A woman in her 40s presented with a 3-month-long history of fever and tender erythematous bullous skin lesions not responsive to antibiotics. There had been no previous gastrointestinal, respiratory or urinary infection, nor did she have any history of autoimmune disease, drug reaction or vasculitis.Histological evaluation of skin biopsy showed diffuse dense neutrophilic infiltrates located in dermis diagnostic of Sweet syndrome. Haematological investigations showed leucocytosis with circulating immature cells, which on further investigations with bone marrow biopsy, were evident of chronic myelogenous leukaemia in the accelerated phase. Sweet syndrome was the presenting characteristic of chronic myelogenous leukaemia in this case, which is a rare association. Investigating unusual skin lesions can aid in the suspicion of underlying cancer, allowing for prompt action.

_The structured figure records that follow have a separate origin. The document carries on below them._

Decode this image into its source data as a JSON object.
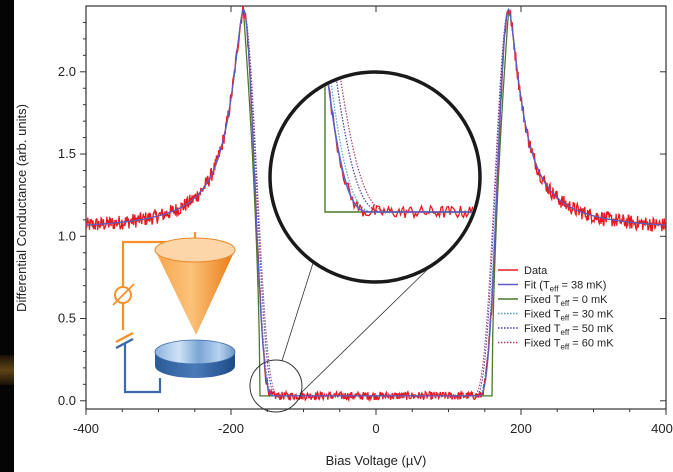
{
  "chart_data": {
    "type": "line",
    "xlabel": "Bias Voltage (µV)",
    "ylabel": "Differential Conductance (arb. units)",
    "xlim": [
      -400,
      400
    ],
    "ylim": [
      -0.05,
      2.4
    ],
    "x_ticks": [
      -400,
      -200,
      0,
      200,
      400
    ],
    "x_tick_labels": [
      "-400",
      "-200",
      "0",
      "200",
      "400"
    ],
    "y_ticks": [
      0.0,
      0.5,
      1.0,
      1.5,
      2.0
    ],
    "y_tick_labels": [
      "0.0",
      "0.5",
      "1.0",
      "1.5",
      "2.0"
    ],
    "gap_edge_uV": 160,
    "peak_position_uV": 183,
    "peak_value": 2.38,
    "baseline_in_gap": 0.03,
    "value_at_edges": 1.1,
    "legend_position": "lower-right",
    "series": [
      {
        "name": "Data",
        "color": "#e8191f",
        "style": "solid",
        "noisy": true
      },
      {
        "name": "Fit",
        "subscript": "eff",
        "suffix": " = 38 mK)",
        "prefix": "Fit  (T",
        "color": "#5a5fc8",
        "style": "solid"
      },
      {
        "name": "Fixed T",
        "subscript": "eff",
        "suffix": " = 0 mK",
        "color": "#4a7a2a",
        "style": "solid"
      },
      {
        "name": "Fixed T",
        "subscript": "eff",
        "suffix": " = 30 mK",
        "color": "#4aa0c8",
        "style": "dotted"
      },
      {
        "name": "Fixed T",
        "subscript": "eff",
        "suffix": " = 50 mK",
        "color": "#3a3ab0",
        "style": "dotted"
      },
      {
        "name": "Fixed T",
        "subscript": "eff",
        "suffix": " = 60 mK",
        "color": "#b03a6a",
        "style": "dotted"
      }
    ],
    "inset": {
      "type": "magnified-zoom",
      "region_x": [
        -175,
        -110
      ],
      "region_y": [
        -0.02,
        0.3
      ]
    }
  },
  "illustration": {
    "description_icons": [
      "stm-tip-cone-icon",
      "sample-disk-icon",
      "circuit-wire-icon",
      "bias-source-icon"
    ],
    "colors": {
      "tip": "#f5902a",
      "sample": "#5a8ac8",
      "wire_tip": "#f5902a",
      "wire_sample": "#3a6aa8"
    }
  }
}
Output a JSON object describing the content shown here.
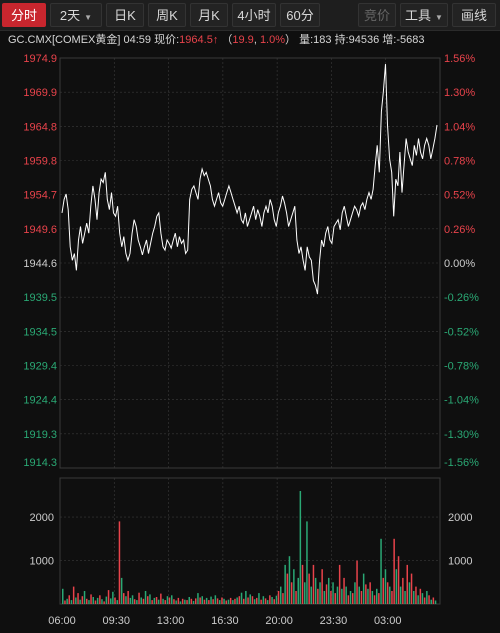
{
  "toolbar": {
    "items": [
      {
        "label": "分时",
        "active": true,
        "dropdown": false
      },
      {
        "label": "2天",
        "active": false,
        "dropdown": true
      },
      {
        "label": "日K",
        "active": false,
        "dropdown": false
      },
      {
        "label": "周K",
        "active": false,
        "dropdown": false
      },
      {
        "label": "月K",
        "active": false,
        "dropdown": false
      },
      {
        "label": "4小时",
        "active": false,
        "dropdown": false
      },
      {
        "label": "60分",
        "active": false,
        "dropdown": false
      }
    ],
    "bid_label": "竞价",
    "tools_label": "工具",
    "draw_label": "画线"
  },
  "quote": {
    "symbol": "GC.CMX[COMEX黄金]",
    "time": "04:59",
    "price_label": "现价:",
    "price": "1964.5",
    "change": "19.9",
    "change_pct": "1.0%",
    "volume_label": "量:183",
    "open_interest_label": "持:94536",
    "oi_change_label": "增:-5683"
  },
  "colors": {
    "up": "#e8434b",
    "down": "#2aa874",
    "line": "#ffffff",
    "grid": "#3a3a3a",
    "neutral": "#cccccc"
  },
  "chart_data": {
    "type": "line",
    "price_axis": [
      "1974.9",
      "1969.9",
      "1964.8",
      "1959.8",
      "1954.7",
      "1949.6",
      "1944.6",
      "1939.5",
      "1934.5",
      "1929.4",
      "1924.4",
      "1919.3",
      "1914.3"
    ],
    "pct_axis": [
      "1.56%",
      "1.30%",
      "1.04%",
      "0.78%",
      "0.52%",
      "0.26%",
      "0.00%",
      "-0.26%",
      "-0.52%",
      "-0.78%",
      "-1.04%",
      "-1.30%",
      "-1.56%"
    ],
    "ylim": [
      1914.3,
      1974.9
    ],
    "base_price": 1944.6,
    "x_ticks": [
      "06:00",
      "09:30",
      "13:00",
      "16:30",
      "20:00",
      "23:30",
      "03:00"
    ],
    "price_series": [
      1952,
      1954,
      1954.8,
      1952.5,
      1947,
      1945,
      1946,
      1943.5,
      1948,
      1950,
      1947.5,
      1949,
      1950.5,
      1949,
      1953,
      1956,
      1954,
      1951,
      1955,
      1957,
      1956.5,
      1958,
      1954,
      1952.5,
      1955,
      1952,
      1951.5,
      1953,
      1949,
      1947,
      1948.5,
      1946,
      1945,
      1946,
      1949,
      1951,
      1950,
      1948,
      1947,
      1945.8,
      1947,
      1948,
      1946,
      1947.5,
      1949,
      1950,
      1951.5,
      1952,
      1949,
      1947,
      1946.5,
      1948,
      1947.5,
      1946.8,
      1948,
      1949,
      1947,
      1948.5,
      1947.5,
      1948,
      1946,
      1946.5,
      1954,
      1955.5,
      1956,
      1955,
      1954,
      1957,
      1958.5,
      1957.5,
      1958,
      1957,
      1956,
      1954,
      1953,
      1954,
      1955,
      1953.5,
      1953,
      1954,
      1955,
      1956,
      1955,
      1954,
      1953,
      1952,
      1953,
      1951,
      1950.5,
      1952,
      1950,
      1951,
      1952,
      1953,
      1951,
      1952.5,
      1951.5,
      1950,
      1952,
      1953,
      1952,
      1954,
      1953,
      1951,
      1950,
      1952,
      1953,
      1954.5,
      1953.5,
      1952,
      1950,
      1951,
      1952,
      1953,
      1948,
      1946,
      1947,
      1945,
      1943.5,
      1947,
      1945.5,
      1945,
      1942,
      1941.3,
      1940,
      1945,
      1948,
      1947,
      1949,
      1950,
      1948,
      1947.5,
      1950,
      1950.5,
      1951,
      1949.5,
      1952,
      1953,
      1951.5,
      1950,
      1951,
      1952,
      1953,
      1952.5,
      1951.5,
      1953,
      1953.5,
      1952.5,
      1954,
      1955,
      1954,
      1955.5,
      1959,
      1962,
      1958,
      1967,
      1970,
      1974,
      1965,
      1960,
      1958,
      1951.5,
      1957,
      1956,
      1961,
      1955,
      1959,
      1963,
      1961,
      1960,
      1959,
      1962,
      1960.5,
      1963,
      1961,
      1960,
      1962,
      1963,
      1962,
      1960,
      1961.5,
      1963,
      1965
    ],
    "volume_axis": [
      "2000",
      "1000"
    ],
    "volume_max": 2900,
    "volume_series": [
      {
        "v": 350,
        "d": 1
      },
      {
        "v": 80,
        "d": 0
      },
      {
        "v": 120,
        "d": 1
      },
      {
        "v": 200,
        "d": 0
      },
      {
        "v": 90,
        "d": 1
      },
      {
        "v": 400,
        "d": 0
      },
      {
        "v": 150,
        "d": 1
      },
      {
        "v": 250,
        "d": 0
      },
      {
        "v": 100,
        "d": 1
      },
      {
        "v": 180,
        "d": 0
      },
      {
        "v": 300,
        "d": 1
      },
      {
        "v": 120,
        "d": 0
      },
      {
        "v": 90,
        "d": 1
      },
      {
        "v": 220,
        "d": 0
      },
      {
        "v": 160,
        "d": 1
      },
      {
        "v": 80,
        "d": 0
      },
      {
        "v": 140,
        "d": 1
      },
      {
        "v": 200,
        "d": 0
      },
      {
        "v": 110,
        "d": 1
      },
      {
        "v": 60,
        "d": 0
      },
      {
        "v": 170,
        "d": 1
      },
      {
        "v": 320,
        "d": 0
      },
      {
        "v": 130,
        "d": 1
      },
      {
        "v": 280,
        "d": 1
      },
      {
        "v": 150,
        "d": 0
      },
      {
        "v": 90,
        "d": 1
      },
      {
        "v": 1900,
        "d": 0
      },
      {
        "v": 600,
        "d": 1
      },
      {
        "v": 250,
        "d": 0
      },
      {
        "v": 180,
        "d": 1
      },
      {
        "v": 300,
        "d": 0
      },
      {
        "v": 140,
        "d": 1
      },
      {
        "v": 200,
        "d": 1
      },
      {
        "v": 110,
        "d": 0
      },
      {
        "v": 90,
        "d": 1
      },
      {
        "v": 260,
        "d": 0
      },
      {
        "v": 150,
        "d": 1
      },
      {
        "v": 120,
        "d": 0
      },
      {
        "v": 300,
        "d": 1
      },
      {
        "v": 180,
        "d": 0
      },
      {
        "v": 220,
        "d": 1
      },
      {
        "v": 90,
        "d": 0
      },
      {
        "v": 140,
        "d": 1
      },
      {
        "v": 160,
        "d": 0
      },
      {
        "v": 100,
        "d": 1
      },
      {
        "v": 240,
        "d": 0
      },
      {
        "v": 120,
        "d": 1
      },
      {
        "v": 90,
        "d": 0
      },
      {
        "v": 180,
        "d": 1
      },
      {
        "v": 150,
        "d": 0
      },
      {
        "v": 200,
        "d": 1
      },
      {
        "v": 110,
        "d": 0
      },
      {
        "v": 80,
        "d": 1
      },
      {
        "v": 140,
        "d": 0
      },
      {
        "v": 60,
        "d": 1
      },
      {
        "v": 120,
        "d": 0
      },
      {
        "v": 100,
        "d": 1
      },
      {
        "v": 90,
        "d": 0
      },
      {
        "v": 160,
        "d": 1
      },
      {
        "v": 120,
        "d": 0
      },
      {
        "v": 70,
        "d": 1
      },
      {
        "v": 130,
        "d": 0
      },
      {
        "v": 250,
        "d": 1
      },
      {
        "v": 150,
        "d": 0
      },
      {
        "v": 180,
        "d": 1
      },
      {
        "v": 100,
        "d": 0
      },
      {
        "v": 140,
        "d": 1
      },
      {
        "v": 90,
        "d": 0
      },
      {
        "v": 170,
        "d": 1
      },
      {
        "v": 110,
        "d": 0
      },
      {
        "v": 200,
        "d": 1
      },
      {
        "v": 130,
        "d": 0
      },
      {
        "v": 90,
        "d": 1
      },
      {
        "v": 150,
        "d": 0
      },
      {
        "v": 120,
        "d": 1
      },
      {
        "v": 80,
        "d": 0
      },
      {
        "v": 100,
        "d": 1
      },
      {
        "v": 140,
        "d": 0
      },
      {
        "v": 90,
        "d": 1
      },
      {
        "v": 120,
        "d": 0
      },
      {
        "v": 150,
        "d": 1
      },
      {
        "v": 180,
        "d": 0
      },
      {
        "v": 260,
        "d": 1
      },
      {
        "v": 120,
        "d": 0
      },
      {
        "v": 300,
        "d": 1
      },
      {
        "v": 150,
        "d": 0
      },
      {
        "v": 220,
        "d": 1
      },
      {
        "v": 180,
        "d": 0
      },
      {
        "v": 110,
        "d": 1
      },
      {
        "v": 140,
        "d": 0
      },
      {
        "v": 250,
        "d": 1
      },
      {
        "v": 100,
        "d": 0
      },
      {
        "v": 180,
        "d": 1
      },
      {
        "v": 130,
        "d": 0
      },
      {
        "v": 90,
        "d": 1
      },
      {
        "v": 200,
        "d": 0
      },
      {
        "v": 160,
        "d": 1
      },
      {
        "v": 110,
        "d": 0
      },
      {
        "v": 190,
        "d": 1
      },
      {
        "v": 300,
        "d": 0
      },
      {
        "v": 400,
        "d": 1
      },
      {
        "v": 250,
        "d": 0
      },
      {
        "v": 900,
        "d": 1
      },
      {
        "v": 700,
        "d": 0
      },
      {
        "v": 1100,
        "d": 1
      },
      {
        "v": 500,
        "d": 0
      },
      {
        "v": 800,
        "d": 1
      },
      {
        "v": 300,
        "d": 0
      },
      {
        "v": 600,
        "d": 1
      },
      {
        "v": 2600,
        "d": 1
      },
      {
        "v": 900,
        "d": 0
      },
      {
        "v": 500,
        "d": 1
      },
      {
        "v": 1900,
        "d": 1
      },
      {
        "v": 700,
        "d": 0
      },
      {
        "v": 400,
        "d": 1
      },
      {
        "v": 900,
        "d": 0
      },
      {
        "v": 600,
        "d": 1
      },
      {
        "v": 350,
        "d": 0
      },
      {
        "v": 500,
        "d": 1
      },
      {
        "v": 800,
        "d": 0
      },
      {
        "v": 300,
        "d": 1
      },
      {
        "v": 450,
        "d": 0
      },
      {
        "v": 600,
        "d": 1
      },
      {
        "v": 300,
        "d": 0
      },
      {
        "v": 500,
        "d": 1
      },
      {
        "v": 250,
        "d": 0
      },
      {
        "v": 400,
        "d": 1
      },
      {
        "v": 900,
        "d": 0
      },
      {
        "v": 350,
        "d": 1
      },
      {
        "v": 600,
        "d": 0
      },
      {
        "v": 400,
        "d": 1
      },
      {
        "v": 200,
        "d": 0
      },
      {
        "v": 300,
        "d": 1
      },
      {
        "v": 250,
        "d": 0
      },
      {
        "v": 500,
        "d": 1
      },
      {
        "v": 1000,
        "d": 0
      },
      {
        "v": 400,
        "d": 1
      },
      {
        "v": 300,
        "d": 0
      },
      {
        "v": 700,
        "d": 1
      },
      {
        "v": 450,
        "d": 0
      },
      {
        "v": 350,
        "d": 1
      },
      {
        "v": 500,
        "d": 0
      },
      {
        "v": 300,
        "d": 1
      },
      {
        "v": 200,
        "d": 0
      },
      {
        "v": 350,
        "d": 1
      },
      {
        "v": 250,
        "d": 0
      },
      {
        "v": 1500,
        "d": 1
      },
      {
        "v": 600,
        "d": 0
      },
      {
        "v": 800,
        "d": 1
      },
      {
        "v": 500,
        "d": 0
      },
      {
        "v": 400,
        "d": 1
      },
      {
        "v": 300,
        "d": 0
      },
      {
        "v": 1500,
        "d": 0
      },
      {
        "v": 800,
        "d": 1
      },
      {
        "v": 1100,
        "d": 0
      },
      {
        "v": 400,
        "d": 1
      },
      {
        "v": 600,
        "d": 0
      },
      {
        "v": 300,
        "d": 1
      },
      {
        "v": 900,
        "d": 0
      },
      {
        "v": 500,
        "d": 1
      },
      {
        "v": 700,
        "d": 0
      },
      {
        "v": 300,
        "d": 1
      },
      {
        "v": 400,
        "d": 0
      },
      {
        "v": 200,
        "d": 1
      },
      {
        "v": 350,
        "d": 0
      },
      {
        "v": 250,
        "d": 1
      },
      {
        "v": 150,
        "d": 0
      },
      {
        "v": 300,
        "d": 1
      },
      {
        "v": 200,
        "d": 0
      },
      {
        "v": 100,
        "d": 1
      },
      {
        "v": 150,
        "d": 0
      },
      {
        "v": 80,
        "d": 1
      }
    ]
  }
}
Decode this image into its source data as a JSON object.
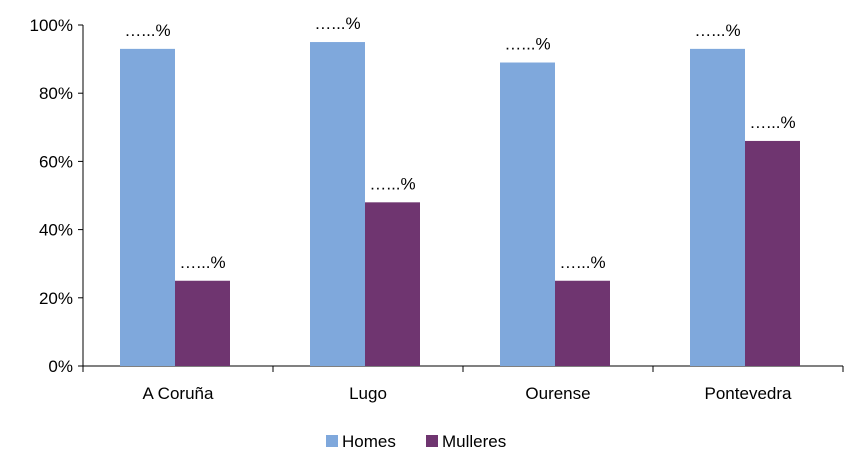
{
  "chart_data": {
    "type": "bar",
    "categories": [
      "A Coruña",
      "Lugo",
      "Ourense",
      "Pontevedra"
    ],
    "series": [
      {
        "name": "Homes",
        "values": [
          93,
          95,
          89,
          93
        ],
        "color": "#7FA8DC",
        "labels": [
          "…...%",
          "…...%",
          "…...%",
          "…...%"
        ]
      },
      {
        "name": "Mulleres",
        "values": [
          25,
          48,
          25,
          66
        ],
        "color": "#6F3570",
        "labels": [
          "…...%",
          "…...%",
          "…...%",
          "…...%"
        ]
      }
    ],
    "ylim": [
      0,
      100
    ],
    "yticks": [
      "0%",
      "20%",
      "40%",
      "60%",
      "80%",
      "100%"
    ],
    "grid": false,
    "legend_position": "bottom"
  }
}
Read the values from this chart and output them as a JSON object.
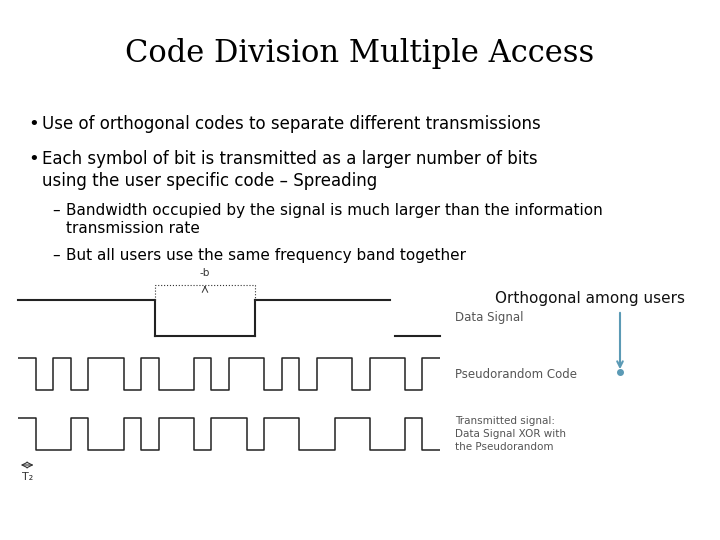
{
  "title": "Code Division Multiple Access",
  "bullet1": "Use of orthogonal codes to separate different transmissions",
  "bullet2a": "Each symbol of bit is transmitted as a larger number of bits",
  "bullet2b": "using the user specific code – Spreading",
  "sub1a": "Bandwidth occupied by the signal is much larger than the information",
  "sub1b": "transmission rate",
  "sub2": "But all users use the same frequency band together",
  "orthogonal_label": "Orthogonal among users",
  "data_signal_label": "Data Signal",
  "pseudo_label": "Pseudorandom Code",
  "transmitted_label": "Transmitted signal:\nData Signal XOR with\nthe Pseudorandom",
  "Tb_label": "-b",
  "Tc_label": "T₂",
  "bg_color": "#ffffff",
  "text_color": "#000000",
  "arrow_color": "#5b9ab5",
  "pseudo_bits": [
    1,
    0,
    1,
    0,
    1,
    1,
    0,
    1,
    0,
    0,
    1,
    0,
    1,
    1,
    0,
    1,
    0,
    1,
    1,
    0,
    1,
    1,
    0,
    1
  ],
  "xor_bits": [
    1,
    0,
    0,
    1,
    0,
    0,
    1,
    0,
    1,
    1,
    0,
    1,
    1,
    0,
    1,
    1,
    0,
    0,
    1,
    1,
    0,
    0,
    1,
    0
  ]
}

一名40多岁的女性出现了长达3个月的发热和压痛性红斑性大疱性皮肤病变,对抗生素治疗无反应。既往无胃肠道、呼吸道或泌尿系统感染史,也无自身免疫性疾病、药物反应或血管炎病史。皮肤活检的组织学评估显示,真皮中有弥漫性致密中性粒细胞浸润,诊断为Sweet综合征。血液学检查显示白细胞增多,伴有循环未成熟细胞,进一步进行骨髓活检发现,这是慢性粒细胞白血病加速期的表现。在本例中,Sweet综合征是慢性粒细胞白血病的首发特征,这种关联较为罕见。对不寻常的皮肤病变进行检查有助于怀疑潜在的癌症,从而能够及时采取行动。